I do this every year, because I like to think someday we might actually live to see something like this.
-Must be a conference champion (or Top-25 ranked independent) to qualify
-All 6 AQ conference champions are in
-Top 2 non-AQ conference teams are in (based on average rank in coaches/AP polls)
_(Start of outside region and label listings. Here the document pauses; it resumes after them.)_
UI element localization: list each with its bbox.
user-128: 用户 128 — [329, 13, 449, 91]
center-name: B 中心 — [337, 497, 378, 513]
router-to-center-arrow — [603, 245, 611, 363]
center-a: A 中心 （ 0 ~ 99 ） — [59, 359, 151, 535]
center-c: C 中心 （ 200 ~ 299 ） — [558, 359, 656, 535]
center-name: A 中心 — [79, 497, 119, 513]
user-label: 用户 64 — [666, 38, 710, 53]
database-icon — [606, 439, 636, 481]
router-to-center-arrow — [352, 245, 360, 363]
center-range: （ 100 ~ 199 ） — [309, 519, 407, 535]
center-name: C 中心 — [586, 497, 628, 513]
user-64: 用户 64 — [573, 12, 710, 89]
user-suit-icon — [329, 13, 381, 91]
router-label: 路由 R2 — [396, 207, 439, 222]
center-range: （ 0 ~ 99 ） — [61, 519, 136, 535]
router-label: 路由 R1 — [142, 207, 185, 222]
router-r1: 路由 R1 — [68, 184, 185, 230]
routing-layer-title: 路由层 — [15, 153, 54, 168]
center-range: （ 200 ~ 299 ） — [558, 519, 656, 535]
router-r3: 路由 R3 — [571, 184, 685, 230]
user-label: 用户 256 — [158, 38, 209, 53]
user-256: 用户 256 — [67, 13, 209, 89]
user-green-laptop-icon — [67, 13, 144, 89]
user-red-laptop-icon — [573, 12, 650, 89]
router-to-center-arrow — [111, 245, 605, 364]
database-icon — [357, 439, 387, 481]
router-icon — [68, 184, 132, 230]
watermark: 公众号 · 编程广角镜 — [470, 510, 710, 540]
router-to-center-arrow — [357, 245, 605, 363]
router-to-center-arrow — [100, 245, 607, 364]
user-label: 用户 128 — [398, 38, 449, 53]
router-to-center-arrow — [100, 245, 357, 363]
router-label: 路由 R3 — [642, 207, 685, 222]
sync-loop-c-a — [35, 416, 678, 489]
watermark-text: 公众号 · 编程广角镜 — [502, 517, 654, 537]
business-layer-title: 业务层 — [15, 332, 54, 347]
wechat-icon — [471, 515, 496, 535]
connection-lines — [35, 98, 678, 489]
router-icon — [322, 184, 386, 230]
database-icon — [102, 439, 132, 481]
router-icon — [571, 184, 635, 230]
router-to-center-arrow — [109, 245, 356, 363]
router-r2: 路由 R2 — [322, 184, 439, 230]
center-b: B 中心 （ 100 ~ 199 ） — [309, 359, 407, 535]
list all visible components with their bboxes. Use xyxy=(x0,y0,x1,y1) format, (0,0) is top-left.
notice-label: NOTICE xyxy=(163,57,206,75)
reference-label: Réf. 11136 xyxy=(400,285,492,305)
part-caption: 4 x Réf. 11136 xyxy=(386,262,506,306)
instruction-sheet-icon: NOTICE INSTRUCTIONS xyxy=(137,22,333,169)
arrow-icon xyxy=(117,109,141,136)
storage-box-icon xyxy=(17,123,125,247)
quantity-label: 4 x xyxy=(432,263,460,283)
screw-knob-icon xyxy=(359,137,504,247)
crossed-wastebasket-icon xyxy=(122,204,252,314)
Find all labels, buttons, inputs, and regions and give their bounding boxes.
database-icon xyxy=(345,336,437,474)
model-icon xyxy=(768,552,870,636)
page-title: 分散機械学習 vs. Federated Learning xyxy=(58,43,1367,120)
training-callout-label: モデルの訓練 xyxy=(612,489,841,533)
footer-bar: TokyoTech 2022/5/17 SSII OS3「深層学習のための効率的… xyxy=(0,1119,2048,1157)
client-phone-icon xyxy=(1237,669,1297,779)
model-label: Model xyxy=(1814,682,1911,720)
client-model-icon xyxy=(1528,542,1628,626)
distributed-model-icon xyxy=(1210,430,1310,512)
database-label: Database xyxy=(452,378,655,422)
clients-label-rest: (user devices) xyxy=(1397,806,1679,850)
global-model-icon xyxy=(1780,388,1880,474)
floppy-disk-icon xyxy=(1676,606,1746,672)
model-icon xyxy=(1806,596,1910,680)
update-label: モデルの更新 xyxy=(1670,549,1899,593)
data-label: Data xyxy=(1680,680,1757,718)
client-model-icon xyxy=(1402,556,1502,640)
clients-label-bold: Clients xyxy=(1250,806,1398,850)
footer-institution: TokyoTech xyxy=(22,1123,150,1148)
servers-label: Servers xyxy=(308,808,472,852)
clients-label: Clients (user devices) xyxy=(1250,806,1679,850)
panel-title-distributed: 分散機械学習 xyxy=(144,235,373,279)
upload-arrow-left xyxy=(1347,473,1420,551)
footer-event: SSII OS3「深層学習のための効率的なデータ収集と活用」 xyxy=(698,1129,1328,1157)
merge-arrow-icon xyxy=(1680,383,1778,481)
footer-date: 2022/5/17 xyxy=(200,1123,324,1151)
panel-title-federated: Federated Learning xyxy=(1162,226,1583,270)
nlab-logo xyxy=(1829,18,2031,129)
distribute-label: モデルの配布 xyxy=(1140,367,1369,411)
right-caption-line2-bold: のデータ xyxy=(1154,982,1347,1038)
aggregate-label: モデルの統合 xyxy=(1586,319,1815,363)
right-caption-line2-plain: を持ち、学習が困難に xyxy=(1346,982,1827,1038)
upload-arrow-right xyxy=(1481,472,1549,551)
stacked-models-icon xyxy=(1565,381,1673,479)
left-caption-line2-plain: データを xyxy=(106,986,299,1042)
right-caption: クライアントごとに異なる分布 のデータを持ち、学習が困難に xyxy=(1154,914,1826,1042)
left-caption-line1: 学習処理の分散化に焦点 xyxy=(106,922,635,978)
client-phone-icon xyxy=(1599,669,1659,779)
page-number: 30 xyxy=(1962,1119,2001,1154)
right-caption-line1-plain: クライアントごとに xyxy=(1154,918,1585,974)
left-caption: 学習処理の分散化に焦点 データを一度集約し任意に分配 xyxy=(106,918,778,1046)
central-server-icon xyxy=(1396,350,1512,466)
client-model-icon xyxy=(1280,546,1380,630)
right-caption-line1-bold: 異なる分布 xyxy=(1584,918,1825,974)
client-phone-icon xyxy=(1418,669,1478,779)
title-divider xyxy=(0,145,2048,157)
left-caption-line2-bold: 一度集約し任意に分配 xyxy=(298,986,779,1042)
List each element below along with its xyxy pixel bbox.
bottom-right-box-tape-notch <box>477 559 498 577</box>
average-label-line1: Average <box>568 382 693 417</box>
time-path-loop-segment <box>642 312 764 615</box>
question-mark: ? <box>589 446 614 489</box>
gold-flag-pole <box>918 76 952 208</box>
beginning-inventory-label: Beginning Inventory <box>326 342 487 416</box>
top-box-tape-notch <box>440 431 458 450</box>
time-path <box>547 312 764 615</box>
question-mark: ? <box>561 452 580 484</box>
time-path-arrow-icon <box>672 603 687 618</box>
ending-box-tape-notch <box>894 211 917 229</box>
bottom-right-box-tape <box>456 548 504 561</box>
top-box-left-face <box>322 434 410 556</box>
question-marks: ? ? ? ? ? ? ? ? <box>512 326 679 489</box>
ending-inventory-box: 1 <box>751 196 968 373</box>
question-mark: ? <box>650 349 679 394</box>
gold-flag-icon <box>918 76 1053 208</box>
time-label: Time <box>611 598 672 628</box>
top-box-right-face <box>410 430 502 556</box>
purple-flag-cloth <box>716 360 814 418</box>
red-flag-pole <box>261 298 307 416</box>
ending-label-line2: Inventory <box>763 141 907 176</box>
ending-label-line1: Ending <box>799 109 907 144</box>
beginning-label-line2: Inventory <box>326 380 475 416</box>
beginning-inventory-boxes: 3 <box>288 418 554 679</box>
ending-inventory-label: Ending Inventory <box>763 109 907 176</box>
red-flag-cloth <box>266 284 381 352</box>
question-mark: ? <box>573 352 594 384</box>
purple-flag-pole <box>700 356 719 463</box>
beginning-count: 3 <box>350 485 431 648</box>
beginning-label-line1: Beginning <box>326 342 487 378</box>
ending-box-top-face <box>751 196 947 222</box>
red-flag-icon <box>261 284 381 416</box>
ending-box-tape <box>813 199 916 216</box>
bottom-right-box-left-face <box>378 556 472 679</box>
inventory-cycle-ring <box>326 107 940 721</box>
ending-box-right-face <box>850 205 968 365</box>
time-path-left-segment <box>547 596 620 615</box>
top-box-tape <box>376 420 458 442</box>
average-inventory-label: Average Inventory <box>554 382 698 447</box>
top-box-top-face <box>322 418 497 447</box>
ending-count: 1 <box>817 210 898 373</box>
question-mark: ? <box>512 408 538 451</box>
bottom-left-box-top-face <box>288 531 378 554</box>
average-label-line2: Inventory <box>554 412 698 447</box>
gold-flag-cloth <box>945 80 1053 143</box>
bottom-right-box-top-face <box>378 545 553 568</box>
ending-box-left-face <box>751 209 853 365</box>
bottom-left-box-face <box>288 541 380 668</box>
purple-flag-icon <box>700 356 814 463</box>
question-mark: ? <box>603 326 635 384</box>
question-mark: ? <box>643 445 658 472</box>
-Teams seeded 1 through 8 by average rank in coach/AP polls
-Higher seeded teams host playoff games
-Final two teams meet in national championship at neutral location; the other six receive BCS bowl berths
(8) West Virginia (Big East)
(1) LSU (SEC)
(5) Clemson (ACC)
(4) Wisconsin (Big Ten)
(6) TCU (At-large/MWC)
(3) Oregon (Pac-12)
(7) Southern Miss (at-large/C-USA)
(2) Oklahoma State (Big XII)
This is the first year where I think this system might actually be a little controversial. First off, Alabama is nowhere to be found (same with Stanford, Arkansas, etc.) because I still hold the belief that if you can't win your conference championship you shouldn't be allowed to win a national championship. This year, however, that rule did something weird to the non-AQ teams. That is: not one, but two non-AQ teams are ranked above non-AQ teams that made the bracket. Boise State is ranked higher than TCU, and Houston is ranked above Southern Miss. But So. Miss beat Houston head-to-head, just as TCU beat Boise head-to-head. So in this case I think my conference championship rule worked out fairly.
It still cracks me up that the Big East is the #8 seed.